In this post, we will discuss different methods and metrics that we can use to evaluate LLMs.
For this study, we will use OCI Data Science to run some examples, and OCI Generative AI to consume language models hosted on Oracle Cloud.

This is a fully managed service dedicated to professionals such as data scientists, AI specialists, data engineers, and developers.
It provides a complete environment for Data Science project development, with Jupyter Notebook, AutoML libraries, pipelines for data processing, and ML model deployment.

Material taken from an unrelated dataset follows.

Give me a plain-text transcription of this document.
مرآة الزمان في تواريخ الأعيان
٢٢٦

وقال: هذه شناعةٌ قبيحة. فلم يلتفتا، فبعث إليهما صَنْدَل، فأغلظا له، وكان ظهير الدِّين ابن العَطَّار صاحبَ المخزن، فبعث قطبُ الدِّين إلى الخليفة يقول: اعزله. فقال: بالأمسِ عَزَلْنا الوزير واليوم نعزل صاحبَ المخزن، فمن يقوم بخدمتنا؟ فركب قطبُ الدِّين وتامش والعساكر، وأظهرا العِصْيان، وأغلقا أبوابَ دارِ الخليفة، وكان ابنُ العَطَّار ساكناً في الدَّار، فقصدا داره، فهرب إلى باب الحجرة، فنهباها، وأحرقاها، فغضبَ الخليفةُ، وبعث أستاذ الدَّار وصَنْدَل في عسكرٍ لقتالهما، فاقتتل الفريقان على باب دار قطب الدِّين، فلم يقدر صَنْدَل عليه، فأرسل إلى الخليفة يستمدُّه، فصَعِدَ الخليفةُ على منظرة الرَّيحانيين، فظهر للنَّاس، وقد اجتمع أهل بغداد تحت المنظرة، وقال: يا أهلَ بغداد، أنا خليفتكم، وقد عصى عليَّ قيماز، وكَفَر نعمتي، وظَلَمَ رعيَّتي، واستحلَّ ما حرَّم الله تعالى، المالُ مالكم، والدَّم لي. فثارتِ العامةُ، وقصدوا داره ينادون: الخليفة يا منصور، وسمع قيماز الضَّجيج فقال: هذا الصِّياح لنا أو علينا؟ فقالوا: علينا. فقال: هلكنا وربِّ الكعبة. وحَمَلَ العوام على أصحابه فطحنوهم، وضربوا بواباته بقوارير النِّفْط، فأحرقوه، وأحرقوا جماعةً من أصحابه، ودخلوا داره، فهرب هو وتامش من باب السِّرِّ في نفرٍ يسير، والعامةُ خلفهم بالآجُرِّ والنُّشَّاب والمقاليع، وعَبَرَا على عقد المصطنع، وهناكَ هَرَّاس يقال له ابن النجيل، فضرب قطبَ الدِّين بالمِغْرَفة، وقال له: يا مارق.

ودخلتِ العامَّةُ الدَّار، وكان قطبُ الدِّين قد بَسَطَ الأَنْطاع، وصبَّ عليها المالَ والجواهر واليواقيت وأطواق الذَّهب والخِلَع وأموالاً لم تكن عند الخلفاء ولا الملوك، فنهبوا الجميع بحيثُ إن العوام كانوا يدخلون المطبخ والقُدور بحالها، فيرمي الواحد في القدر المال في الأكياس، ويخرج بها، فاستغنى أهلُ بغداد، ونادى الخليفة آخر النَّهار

Jupyter Labs Notebook in the OCI Data Science
Jupyter Labs Notebook in the OCI Data Science

About the OCI Generative AI Service

In this study, the OCI Generative AI service has two equally important roles:

  1. As the LLM model being evaluated
  2. As the judge model, evaluating the output of other models

But what exactly is the Generative AI service?

It is essentially a fully managed service offering a wide range of pre-trained models—from chat models to embedding models. It also allows customers to fine-tune models and deploy these customized models via endpoints.

Generative AI page from Oracle OCI console, where we can experiment many different models running inside Oracle cloud OCI
Generative AI page from Oracle OCI console, where we can experiment many different models running inside Oracle cloud OCI

About Machine Learning Models and Their Metrics

Since I began working with machine learning in 2014, two things have always fascinated me: the possibility of applying scientific methods to solve business problems and the metrics associated with.

It’s not just about running algorithms and generating models. There is a method: first, understand the business problem, then understand the available data, followed by data processing, and only after that do we reach model creation and evaluation. And this evaluation is based on well-defined methods.

Regression models, for example, use error-related metrics such as MSE (Mean Squared Error) and its close cousin RMSE (Root Mean Squared Error). These help determine how close predictions are to real values.

Similarly, classification models have evaluation methods such as Accuracy, Precision, Recall, and F1-Score. Each one has its role, and they often must be checked together to avoid incorrect decisions.

Even in deep learning, when we create the called black box models, there is metrics and technics to evaluate the results.


And What About Language Models?

The need to measure language model performance emerged alongside early, widely used text translation models based on statistical n-grams. One example metric from this era is BLEU, which we will discuss below. Before such metrics, evaluating translation models required expensive and slow human review.

Let’s explore some of these metrics. The timeline below shows several of them—there are many more, but we’ll focus on a few.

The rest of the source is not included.